The decree calls for hundreds of changes to the department over the next five years, and while plenty of questions remain, citizens remain hopeful it reduces inappropriate police behavior.
New mandates include officers being banned from using a Taser on someone who is running away—specifically, they cannot use it on someone fleeing “without any other basis for reasonable articulable suspicion or probable cause”—and officers being required to report any incident in which they pull a gun.
Plans to create the decree began after police body-camera video was released in 2015 of teenager Laquan McDonald being shot and killed by officer Jason Van Dyke a year earlier.
Supporters hope the decree holds CPD officers more accountable.

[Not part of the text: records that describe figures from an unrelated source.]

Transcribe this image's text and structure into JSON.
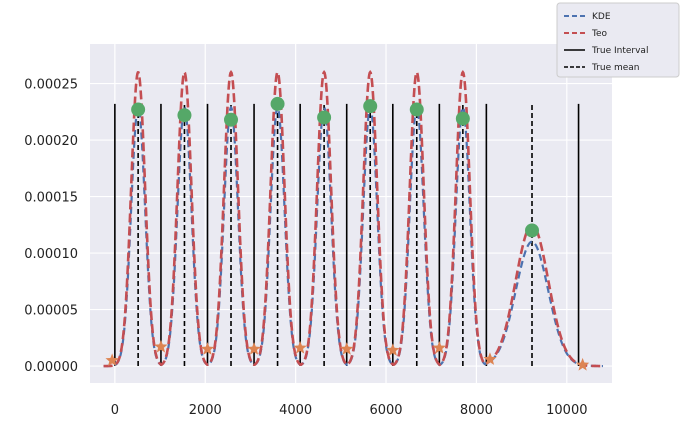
{
  "chart_data": {
    "type": "line",
    "title": "",
    "xlabel": "",
    "ylabel": "",
    "xlim": [
      -550,
      11000
    ],
    "ylim": [
      -1.5e-05,
      0.000285
    ],
    "x_ticks": [
      0,
      2000,
      4000,
      6000,
      8000,
      10000
    ],
    "x_tick_labels": [
      "0",
      "2000",
      "4000",
      "6000",
      "8000",
      "10000"
    ],
    "y_ticks": [
      0.0,
      5e-05,
      0.0001,
      0.00015,
      0.0002,
      0.00025
    ],
    "y_tick_labels": [
      "0.00000",
      "0.00005",
      "0.00010",
      "0.00015",
      "0.00020",
      "0.00025"
    ],
    "grid": true,
    "legend_position": "top-right",
    "colors": {
      "kde": "#4c72b0",
      "teo": "#c44e52",
      "interval": "#000000",
      "mean": "#000000",
      "peak_marker": "#55a868",
      "boundary_marker": "#dd8452",
      "plot_bg": "#eaeaf2",
      "grid": "#ffffff"
    },
    "series": [
      {
        "name": "KDE",
        "style": "dashed",
        "color": "#4c72b0"
      },
      {
        "name": "Teo",
        "style": "dashed",
        "color": "#c44e52"
      },
      {
        "name": "True Interval",
        "style": "solid",
        "color": "#000000"
      },
      {
        "name": "True mean",
        "style": "dashed",
        "color": "#000000"
      }
    ],
    "peaks": [
      {
        "mean": 515,
        "sigma": 155,
        "teo_peak": 0.00026
      },
      {
        "mean": 1540,
        "sigma": 155,
        "teo_peak": 0.00026
      },
      {
        "mean": 2570,
        "sigma": 155,
        "teo_peak": 0.00026
      },
      {
        "mean": 3600,
        "sigma": 155,
        "teo_peak": 0.00026
      },
      {
        "mean": 4630,
        "sigma": 155,
        "teo_peak": 0.00026
      },
      {
        "mean": 5650,
        "sigma": 155,
        "teo_peak": 0.00026
      },
      {
        "mean": 6680,
        "sigma": 155,
        "teo_peak": 0.00026
      },
      {
        "mean": 7700,
        "sigma": 155,
        "teo_peak": 0.00026
      },
      {
        "mean": 9230,
        "sigma": 360,
        "teo_peak": 0.000125
      }
    ],
    "true_interval_bounds": [
      0,
      1020,
      2050,
      3080,
      4100,
      5130,
      6150,
      7180,
      8220,
      10260
    ],
    "true_means": [
      515,
      1540,
      2570,
      3600,
      4630,
      5650,
      6680,
      7700,
      9230
    ],
    "vertical_line_top": 0.000232,
    "kde_peak_markers": [
      {
        "x": 515,
        "y": 0.000227
      },
      {
        "x": 1540,
        "y": 0.000222
      },
      {
        "x": 2570,
        "y": 0.000218
      },
      {
        "x": 3600,
        "y": 0.000232
      },
      {
        "x": 4630,
        "y": 0.00022
      },
      {
        "x": 5650,
        "y": 0.00023
      },
      {
        "x": 6680,
        "y": 0.000227
      },
      {
        "x": 7700,
        "y": 0.000219
      },
      {
        "x": 9230,
        "y": 0.00012
      }
    ],
    "boundary_markers": [
      {
        "x": -60,
        "y": 5e-06
      },
      {
        "x": 1020,
        "y": 1.7e-05
      },
      {
        "x": 2050,
        "y": 1.5e-05
      },
      {
        "x": 3080,
        "y": 1.5e-05
      },
      {
        "x": 4100,
        "y": 1.6e-05
      },
      {
        "x": 5130,
        "y": 1.5e-05
      },
      {
        "x": 6150,
        "y": 1.4e-05
      },
      {
        "x": 7180,
        "y": 1.6e-05
      },
      {
        "x": 8300,
        "y": 6e-06
      },
      {
        "x": 10350,
        "y": 1e-06
      }
    ],
    "curve_range": [
      -250,
      10800
    ]
  }
}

Detractors worry it could make officers less likely to pull their weapons if they know it will be documented, and that could make officers less safe.
They also voiced concerns about the annual $2.85-million budget for a team that will monitor police activity, but, as Dow pointed out, that’s small change compared to the $662 million the city has paid in settlements regarding police misconduct from 2004 to early 2016.
Taxpayers in Chicago have plenty to complain about, and they may now see some relief.
Officers consistently speak of the dangers they face every day—and they need to be heard. Documenting every time they pull a weapon might make people feel safer if they are worried that officers are abusing their power; however, it could also document just how many dangerous situations officers confront every day.
The court order to move forward with the decree is 230 pages, with Mayor Rahm Emanuel and now-retired Illinois Attorney General Lisa Madigan working to put it together.
Dow realized changes might not come immediately, but he was hopeful in his announcing his ruling.
“It took a long time to get to this place, and it may take a long time to get out of it,” Dow said. “With that said, there are good reasons to think that the conditions and incentives may be in place to start making progress right away.”
“Let us begin,” he added.
Chicagoans should take that approach; let’s give it a chance.